На улице под окном кто-то затянул пьяную песню. Эмиль покрылся гусиной кожей — настолько явственно представилось ему жгучее и ласковое прикосновение перегонного к слизистой глотки, как оно без сопротивления, будто раскаленная стрела, проникает в тело, освещает самые темные уголки сознания и помогает понять: они пусты.
В такие моменты ему особенно тяжело.
Зажмурился и прошептал:
— Я докажу вам, что вы ошибались. И ты, и отец. Я докажу вам, что выбранные вами пути — не единственные. Все будет, как я того захочу.
В толпе она видится ему постоянно. Но это не она. Каждый раз не она. А во сне — как живая. Один и тот же сон, поэтому он старается не спать. Зимой было нетрудно: как бы ни ложился, какую бы позу ни принимал — тут же вскакивал от боли. Даже прикосновение одеяла ощущалось как ожог, будто языки пламени опять и опять лижут тело. Он мог только сидеть, и то в строго определенной позе, вынужденной, как сказал Винге. Но теперь волдыри прошли, и ничто больше не удерживает его в бодрствующем состоянии. Кожа кое-как зажила и напоминает оплывшую свечу: на месте бывших ожогов остались грубые рубцы. Еще болезненные при прикосновении, но Кардель не обращает внимания. Невыносимое жжение, что в первые недели облегало все тело, как плотно сидящее белье, отступило. Осталась только резь в культе, но это не привычная жующая ломота, не ощущение постоянно перемалывающей кости якорной цепи «Ингеборга». Это острая боль, появившаяся в кошмарные секунды, когда он топил Эрика Тре Русура в овечьем корыте. Боль, ни за что не желающая отступать. Он даже вскрикивает иногда, а ведь в свое время молча, сжав зубы, следил, как фельдшер ржавым рашпилем обтачивает острые края отпиленной кости.

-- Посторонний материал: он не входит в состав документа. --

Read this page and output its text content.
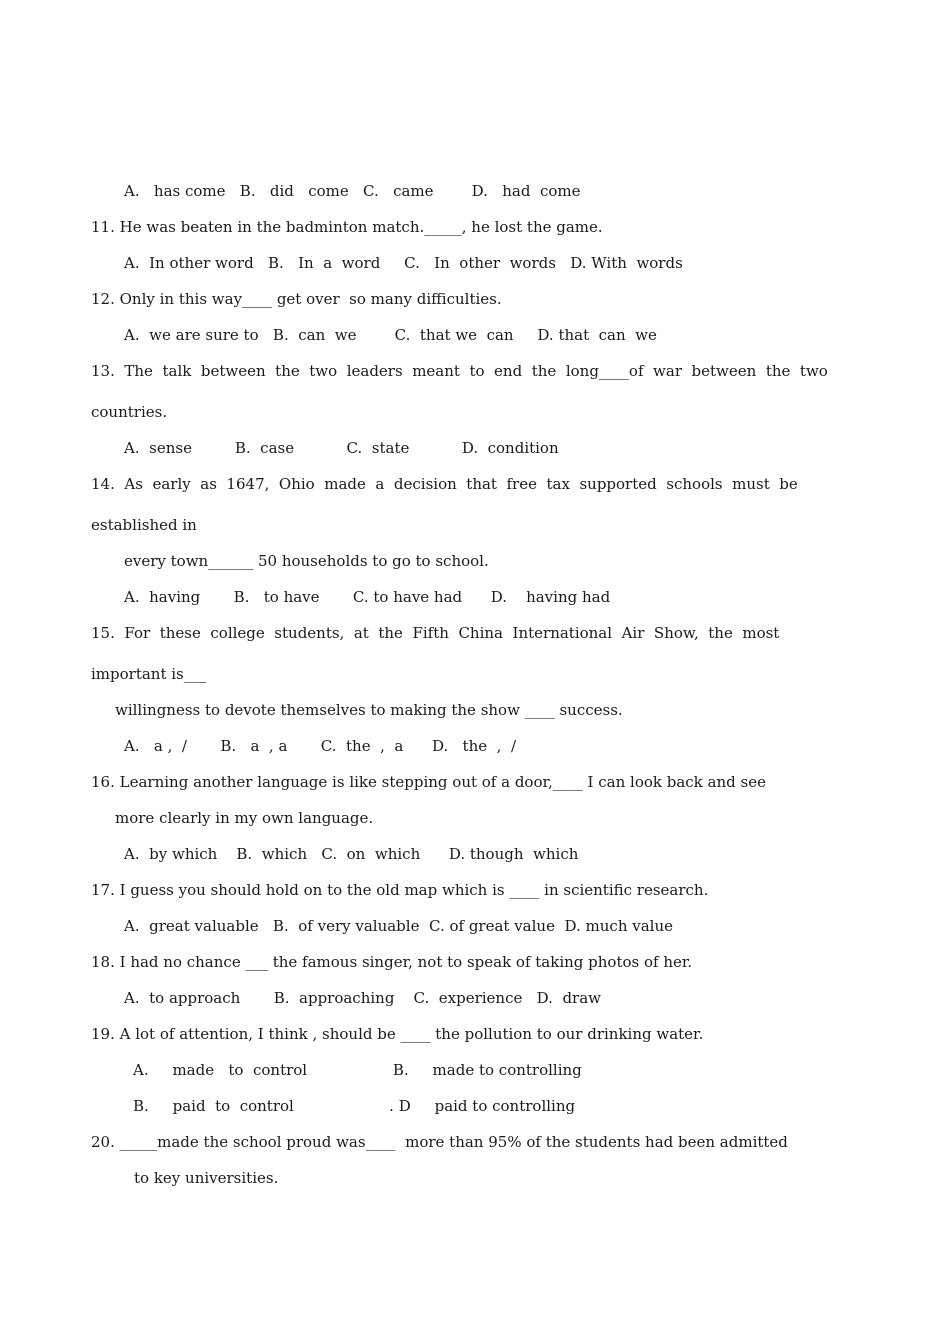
A.   has come   B.   did   come   C.   came        D.   had  come
11. He was beaten in the badminton match._____, he lost the game.
A.  In other word   B.   In  a  word     C.   In  other  words   D. With  words
12. Only in this way____ get over  so many difficulties.
A.  we are sure to   B.  can  we        C.  that we  can     D. that  can  we
13.  The  talk  between  the  two  leaders  meant  to  end  the  long____of  war  between  the  two
countries.
A.  sense         B.  case           C.  state           D.  condition
14.  As  early  as  1647,  Ohio  made  a  decision  that  free  tax  supported  schools  must  be
established in
every town______ 50 households to go to school.
A.  having       B.   to have       C. to have had      D.    having had
15.  For  these  college  students,  at  the  Fifth  China  International  Air  Show,  the  most
important is___
willingness to devote themselves to making the show ____ success.
A.   a ,  /       B.   a  , a       C.  the  ,  a      D.   the  ,  /
16. Learning another language is like stepping out of a door,____ I can look back and see
more clearly in my own language.
A.  by which    B.  which   C.  on  which      D. though  which
17. I guess you should hold on to the old map which is ____ in scientific research.
A.  great valuable   B.  of very valuable  C. of great value  D. much value
18. I had no chance ___ the famous singer, not to speak of taking photos of her.
A.  to approach       B.  approaching    C.  experience   D.  draw
19. A lot of attention, I think , should be ____ the pollution to our drinking water.
A.     made   to  control                  B.     made to controlling
B.     paid  to  control                    . D     paid to controlling
20. _____made the school proud was____  more than 95% of the students had been admitted
to key universities.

Но нельзя же вообще не спать… сон все равно выжидает удобный момент и валит борцовским захватом. Опять и опять бежит он по пылающему дому со свертками в руках. Карл и Майя, крошечные нежные тельца. Падает, теряет, вновь бежит с пылающими волосами. Бесполезно — ее дети погибли, и это его вина. Протянутая рука помощи обернулась кошмаром. И тут же появляется она. Раз за разом молит он о прощении, но она будто не понимает язык, на котором он говорит. Молчит. Оглохла от горя. Кардель чувствует свое ничтожество: все, что бы он ни говорил, в ее ушах не более чем досадное жужжание запутавшейся в гардине мухи. Оглушена горем. А может, и вправду не понимает, лишилась рассудка — еще одна жизнь на его совести. Иногда сон заряжает иные капканы, капканы невыносимого стыда. Он просыпается с колотящимся сердцем.
Не помогает ничто: разве что прижать со всей силы культю к острому краю откидной койки, пока не потемнеет в глазах.
Но сегодня ему удалось выйти победителем. Весь день топтал слякоть на улицах города. Скоро вечер, и он опять возобновит поиск. Ему почему-то кажется, она появится в тот самый момент, когда он зайдет перекусить или забежит домой подсушить у печи обувь. В памяти то и дело всплывают слова рыбака: мальчик. Взял за руку и увел в Город между мостами.